The Rocks, Sydney at night

The Rocks, Sydney at night

Searching the Museum of Contemporary Art of Australia online, I saw a similar photograph. Only taken in the daytime. At first, I assumed it had been captured using a drone. The large building the centre of the image is the museum. On the last day of my trip, I took a lift next to the train station. It took me up to the pedestrian walkway alongside the Cahill Expressway. Walking about 100 metres along it from above Circular Quay station. I ended up on a bridge right over George Street looking over The Rocks area of the city. Watching the cars moving below me I wanted to return at dusk. Due to the heavy highway traffic close behind me and the narrow walkway. It was hard to keep the camera still a long enough exposure time to capture the light trails from the traffic.
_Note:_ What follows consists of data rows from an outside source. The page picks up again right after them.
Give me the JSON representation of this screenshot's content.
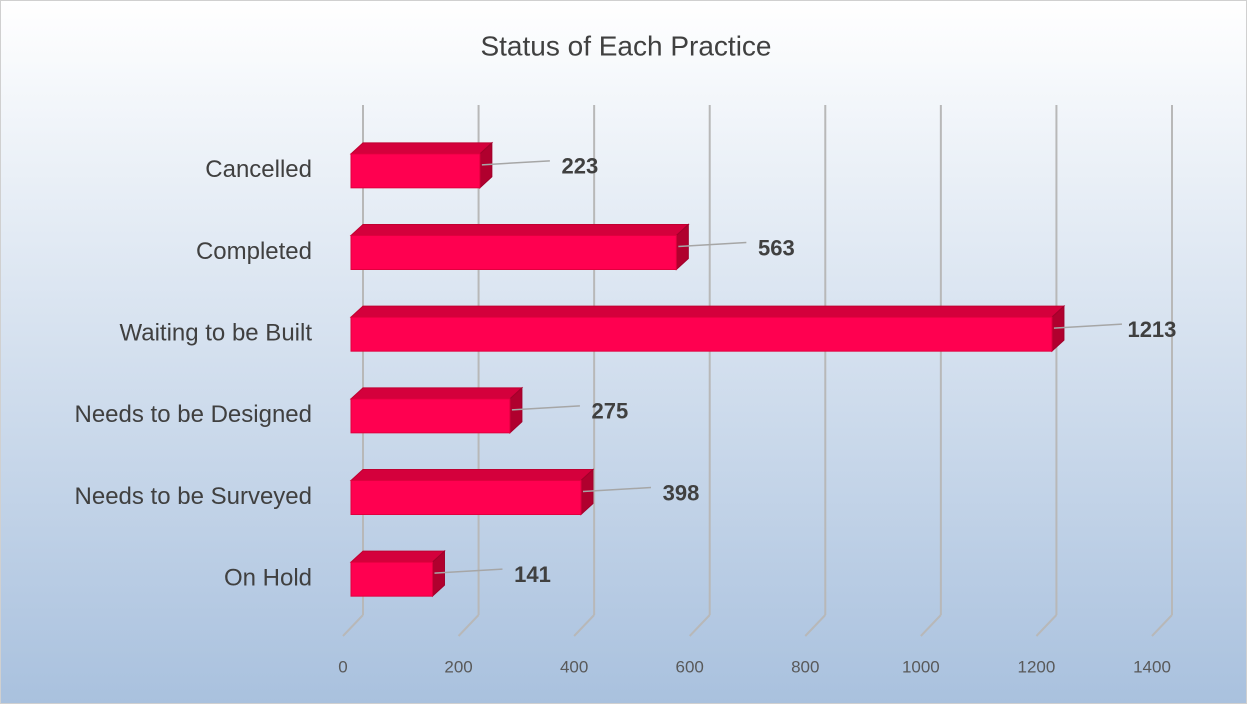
{
  "chart_data": {
    "type": "bar",
    "orientation": "horizontal",
    "title": "Status of Each Practice",
    "categories": [
      "Cancelled",
      "Completed",
      "Waiting to be Built",
      "Needs to be Designed",
      "Needs to be Surveyed",
      "On Hold"
    ],
    "values": [
      223,
      563,
      1213,
      275,
      398,
      141
    ],
    "color": "#ff0050",
    "xlim": [
      0,
      1400
    ],
    "xticks": [
      0,
      200,
      400,
      600,
      800,
      1000,
      1200,
      1400
    ],
    "grid": true
  }
}
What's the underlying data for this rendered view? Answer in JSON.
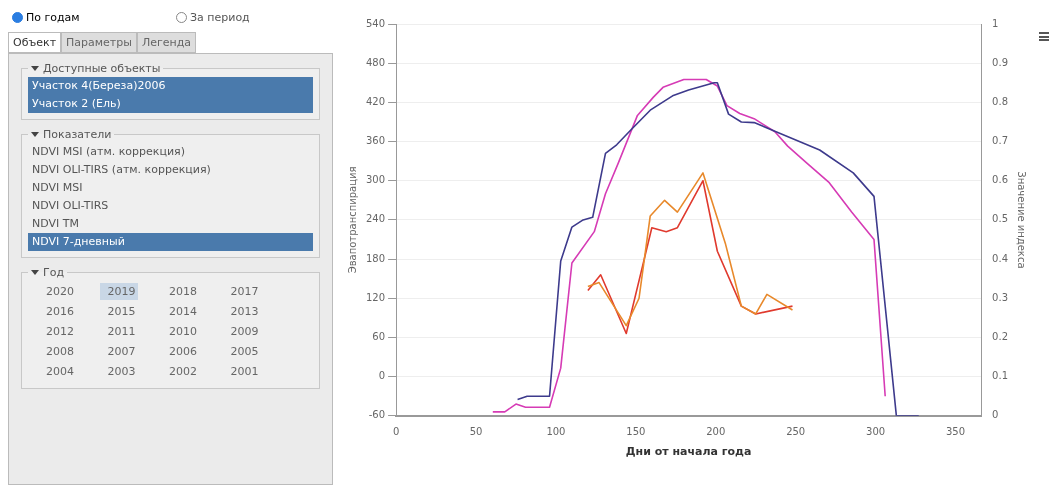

Sydney Opera House at moonrise

Sydney Opera House at moonrise

The sun rising up behind the Sydney Opera House was what I planned to capture. Walking up and down the opposite side of Circular Quay, I saw the moon rising up between the “sails” of the Opera House. This made me run to find a spot where I could frame the moon right between the “sails”. The crescent moon was rising up faster than I had expected. Only this year have I started to photograph moonrise and it is much more difficult than sunrise. You get much more warning with sunrise due to the amount of light the sun gives off in comparison to the moon.

Creamoata factory

Creamoata factory

I’ve never heard of Creamoata before coming to Gore, a town in the middle of the Southland region of New Zealand. This factory was the home of Creamoata. An oatmeal porridge that was the breakfast for thousands of New Zealander’s for much of the last century. The cartoon character on the left side of the building is Sergeant Dan. The mill was built in 1919 and was closed in 2001. This factory was a big local employer. The town’s library had a large exhibition all about Creamoata and Sergeant Dan.

Eastgate and Eastgate Clock

Eastgate and Eastgate Clock

In the heart of Chester city centre is this famous clock. Opened to the public in 1899 to celebrate Queen Victoria’s 80th birthday. It stands on the site of the original entrance to the Roman fortress. Chester has one of the best preserved Roman walls in Britain. The full circuit of the wall around the centre of Chester is 2 miles long and well worth the wall along the top of the wall. There are many black and white timber buildings in Chester. The one on the left of this photograph is a great example built in 1395. It is one of the most impressive things to see in the city.